I had coffee with a friend recently. As we chatted about our families and our jobs, she casually said to me, “Has this new tax law been bad for you at work? I know charitable contributions aren’t tax-deductible anymore.”
I gave a big sigh, but not because of any opinion I have about the new tax law. I gave a big sigh because this question was two big misconceptions rolled into one. And now, more than a year after the passage of the Tax Cuts and Jobs Act of 2017, it’s finally time for Americans to begin filing their first tax returns under the new law. That makes this the perfect time to set the record straight about the impact of tax reform on charitable giving.
My friend’s first mistake was this: charitable gifts ARE still tax-deductible! I discussed this in detail in our Legacy Circle webinar in September, so that’s a good resource on this topic. In a nutshell, the tax deductibility of charitable gifts is not what changed under the new law.
Let me break it down.
Paying taxes is basically all about lowering your taxable income. Every year, when you do your taxes, you calculate your total deductions. You can do this in one of two ways: by itemizing your deductions or by taking the standard deduction. Itemizing your deductions means that you add up all of the tax deductions you’re entitled to for the year — this includes your charitable giving, but also things like property taxes and IRA contributions — and subtract that number from your total taxable income. As a result, your taxable income is lower, and you’ll pay less in taxes.
The standard deduction, on the other hand, is a deduction that is available to every taxpayer. So, when you do your taxes, you add up your total deductions for the year and compare that amount to the standard deduction amount. Then, all you have to do is choose the option that saves you the most money. This has not changed.
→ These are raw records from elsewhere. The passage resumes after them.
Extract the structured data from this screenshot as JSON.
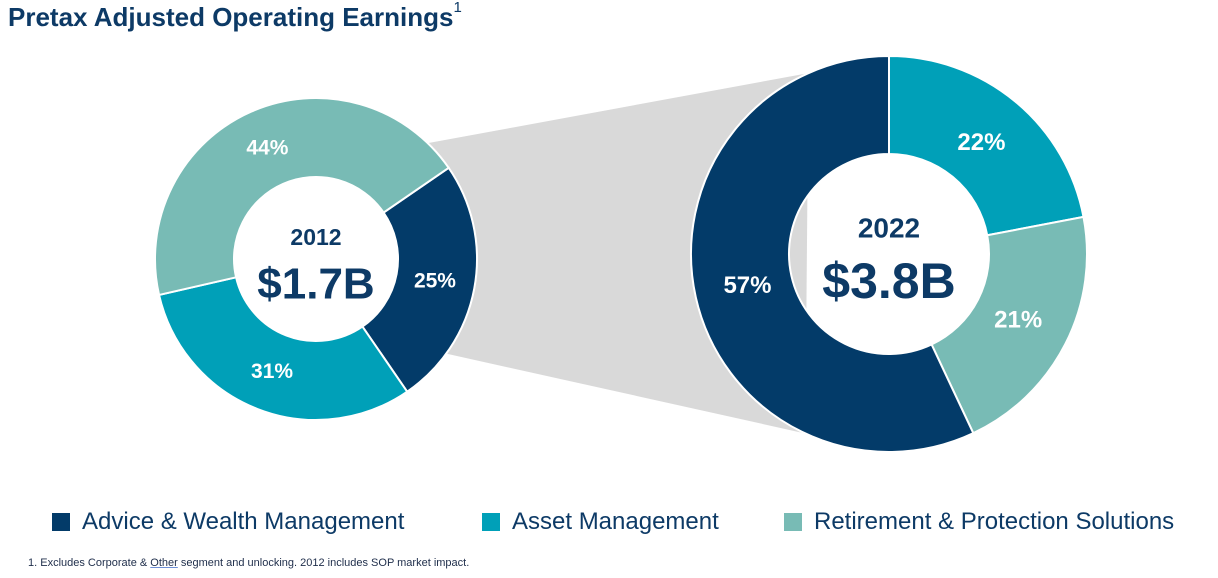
{
  "title": "Pretax Adjusted Operating Earnings",
  "title_superscript": "1",
  "colors": {
    "advice": "#033b69",
    "asset": "#00a0b8",
    "retirement": "#78bbb5",
    "text_dark": "#0d3a66",
    "bridge": "#d9d9d9"
  },
  "chart_data": [
    {
      "type": "donut",
      "year": "2012",
      "total": "$1.7B",
      "slices": [
        {
          "segment": "Advice & Wealth Management",
          "value": 25,
          "label": "25%",
          "color_key": "advice"
        },
        {
          "segment": "Asset Management",
          "value": 31,
          "label": "31%",
          "color_key": "asset"
        },
        {
          "segment": "Retirement & Protection Solutions",
          "value": 44,
          "label": "44%",
          "color_key": "retirement"
        }
      ]
    },
    {
      "type": "donut",
      "year": "2022",
      "total": "$3.8B",
      "slices": [
        {
          "segment": "Asset Management",
          "value": 22,
          "label": "22%",
          "color_key": "asset"
        },
        {
          "segment": "Retirement & Protection Solutions",
          "value": 21,
          "label": "21%",
          "color_key": "retirement"
        },
        {
          "segment": "Advice & Wealth Management",
          "value": 57,
          "label": "57%",
          "color_key": "advice"
        }
      ]
    }
  ],
  "legend": [
    {
      "label": "Advice & Wealth Management",
      "color_key": "advice"
    },
    {
      "label": "Asset Management",
      "color_key": "asset"
    },
    {
      "label": "Retirement & Protection Solutions",
      "color_key": "retirement"
    }
  ],
  "footnote": {
    "before": "1. Excludes Corporate & ",
    "underlined": "Other",
    "after": " segment and unlocking. 2012 includes SOP market impact."
  }
}
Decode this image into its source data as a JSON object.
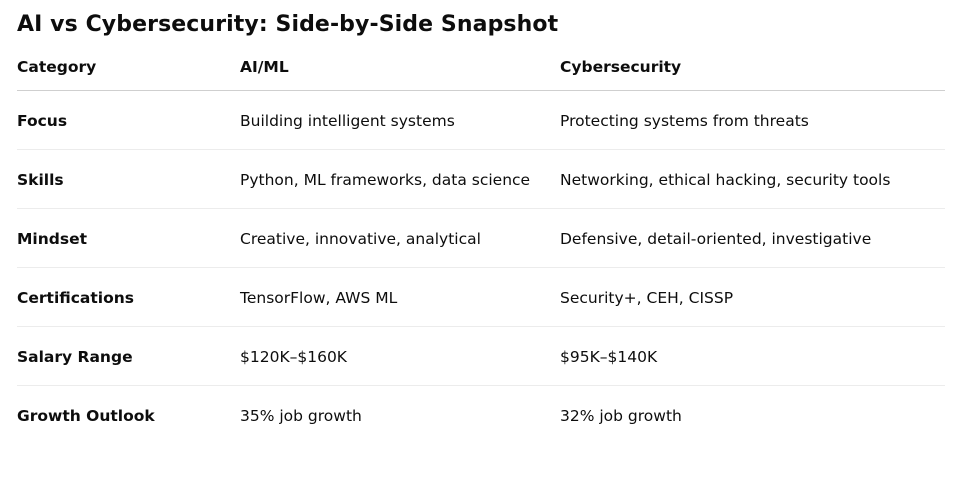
{
  "title": "AI vs Cybersecurity: Side-by-Side Snapshot",
  "table": {
    "headers": [
      "Category",
      "AI/ML",
      "Cybersecurity"
    ],
    "rows": [
      {
        "category": "Focus",
        "ai_ml": "Building intelligent systems",
        "cybersecurity": "Protecting systems from threats"
      },
      {
        "category": "Skills",
        "ai_ml": "Python, ML frameworks, data science",
        "cybersecurity": "Networking, ethical hacking, security tools"
      },
      {
        "category": "Mindset",
        "ai_ml": "Creative, innovative, analytical",
        "cybersecurity": "Defensive, detail-oriented, investigative"
      },
      {
        "category": "Certifications",
        "ai_ml": "TensorFlow, AWS ML",
        "cybersecurity": "Security+, CEH, CISSP"
      },
      {
        "category": "Salary Range",
        "ai_ml": "$120K–$160K",
        "cybersecurity": "$95K–$140K"
      },
      {
        "category": "Growth Outlook",
        "ai_ml": "35% job growth",
        "cybersecurity": "32% job growth"
      }
    ]
  }
}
So, take the 2018 tax year as an example. Because of the new tax law, the standard deduction is $12,000 for single filers. So, let’s say that you’re a single taxpayer. You add up all of your deductions, and the total amount comes to $18,000. Should you itemize your deductions or take the standard deduction?
In that case, you should itemize. That’s because your total itemized deductions of $18,000 are more than the standard deduction of $12,000. If you itemize, you’ll get to take $6,000 more off of your taxable income than you would if you just took the standard deduction. And, more deductions mean you pay less in taxes.
Now, let’s say you’re a single taxpayer and your deductions add up to just $8,000. Should you itemize your deductions, or take the standard deduction?
In this case, you should take the standard deduction. If you itemize, you’ll only get to lower your taxable income by $8,000. But, with the standard deduction, the government is giving you another option to lower your taxable income by $12,000. If you take the standard deduction, you’ll be lowering your taxable income by another $4,000 — and again, that means you’ll pay less in taxes.
A few things have changed, though. Most notably, the standard deduction amount has increased, from $6,350 for a single filer in 2017 to $12,000 for that same filer today. Many people who itemized their deductions in 2017 will end up paying less in taxes by taking the standard deduction this time around, and that is going to seem very different. There have also been changes to the types of things that can be deducted, in addition to new limitations placed on other deductions. But, at the end of the day, your charitable deduction is still available to help save you money on your taxes if you need it.
My friend’s second mistake was this: she seems to think that our dedicated sponsors support Plan because they get a tax deduction for doing so — and nothing could be further from the truth!
One of the best parts of being the Director of Planned Giving here at Plan International USA is that I get to meet and speak with our sponsors every day. I get to hear inspiring stories like the ones we’ve featured on our website about why people like you have chosen to partner with Plan to change the lives of girls around the world. You give because you believe in being part of something bigger than yourself. You give because you know that we can change lives when we work together toward a common goal. You give because you care.
So, I told my friend, no. No, the new tax law hasn’t been “bad” for me at work. We’ve talked about it, we’ve responded to it and we’ve helped people find opportunities to maximize their giving under the new law. But it hasn’t been “bad,” because it hasn’t stopped our donors from doing good in the world. And that’s what matters the most.